Intuition and Epistemology of High-Dimensional Vector Space

Vector space models are mathematical models that make it possible to represent multiple complex objects as commensurable entities. They became widely used in Information Retrieval in the mid 1970s (Dubin 2004), and subsequently found their way into the digital humanities field, a development that is not surprising, given that the above definition, applied to literary texts, is very much a description of distant reading (Moretti 2013) in its most pragmatic interpretation. There is no doubt that vector space models work well, not only as a tool for distant reading, but also as a tool for more general natural language processing and machine learning tasks. Consequently, however, the justification of their use is often suspiciously circular.

Vector space model from “A vector space model for automatic indexing”(Salton, Wong, and Yang 1975).

Vector space model from “A vector space model for automatic indexing”(Salton, Wong, and Yang 1975).

In this post I will try to trace the way in which vector space models generate knowledge, for the particular case of the digital humanities. I will try to answer the question: what is the price of the commensurability that vector space models provide? In other words: if we use a vector space model to compare two or more complex aesthetic objects, what are the implicit epistemological assumptions enabling the commensurability of these objects?

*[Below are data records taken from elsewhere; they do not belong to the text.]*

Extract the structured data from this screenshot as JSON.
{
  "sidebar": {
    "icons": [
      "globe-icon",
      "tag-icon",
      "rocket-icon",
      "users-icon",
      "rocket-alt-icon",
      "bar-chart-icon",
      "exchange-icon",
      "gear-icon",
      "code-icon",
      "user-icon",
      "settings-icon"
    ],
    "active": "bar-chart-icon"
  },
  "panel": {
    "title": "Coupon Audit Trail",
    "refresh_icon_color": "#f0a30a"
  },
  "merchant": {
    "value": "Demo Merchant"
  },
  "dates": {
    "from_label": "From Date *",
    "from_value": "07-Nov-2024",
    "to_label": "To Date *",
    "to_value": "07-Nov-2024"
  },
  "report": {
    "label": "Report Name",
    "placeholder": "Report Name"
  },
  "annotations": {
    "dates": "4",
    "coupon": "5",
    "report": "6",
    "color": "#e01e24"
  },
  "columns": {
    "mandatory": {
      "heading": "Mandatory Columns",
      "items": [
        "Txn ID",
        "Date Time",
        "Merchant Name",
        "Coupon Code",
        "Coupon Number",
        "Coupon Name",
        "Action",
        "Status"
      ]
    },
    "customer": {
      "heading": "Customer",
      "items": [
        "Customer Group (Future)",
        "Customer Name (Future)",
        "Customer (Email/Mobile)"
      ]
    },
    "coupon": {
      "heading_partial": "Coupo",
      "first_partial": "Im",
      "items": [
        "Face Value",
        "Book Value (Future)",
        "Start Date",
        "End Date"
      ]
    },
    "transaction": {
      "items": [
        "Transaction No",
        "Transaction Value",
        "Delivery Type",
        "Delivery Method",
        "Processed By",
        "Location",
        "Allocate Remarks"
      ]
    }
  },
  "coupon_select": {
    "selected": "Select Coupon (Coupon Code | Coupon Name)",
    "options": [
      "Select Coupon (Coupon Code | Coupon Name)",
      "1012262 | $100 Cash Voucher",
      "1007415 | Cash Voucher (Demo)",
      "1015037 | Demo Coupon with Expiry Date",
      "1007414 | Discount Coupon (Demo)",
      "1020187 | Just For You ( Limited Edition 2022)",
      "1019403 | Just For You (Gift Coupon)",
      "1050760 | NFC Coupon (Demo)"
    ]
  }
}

The Strong Algorithmic Modeling Assumption

In the digital humanities, quantitative methods are used to answer qualitative questions. The first, general implicit epistemological assumption is thus that intuitive concepts are rational concepts, i.e. that intuition is Cartesian intuition. The second, more concrete implicit epistemological assumption is that intuitive concepts can be sufficiently modeled formally, or, in Frieder Nake’s words, that “the computer is a means of production enabling the mechanization of mental work” (Nake 1974).

This strong algorithmic modeling assumption has a long tradition in computer science, starting with the arguably most important appeal to intuition of all time: the Church-Turing thesis. In the digital humanities, the strong algorithmic modeling assumption is exactly the implicit application of Turing’s (1936) method to texts. Some intuitive property of a text, it posits, can be modeled, like the Turing machine, after a human “computor” (a term introduced by Gandy (1988) to distinguish the computing human from the computing machine; in Post’s (1965) terms: a “worker”) counting and comparing words and “bags of words”, all in one intuitive glance. I would even argue that Franco Moretti’s notion of “operationalizing” “is not only derived from Bridgeman’s”operational point of view“, but also implicitly acknowledges Turing’s legacy.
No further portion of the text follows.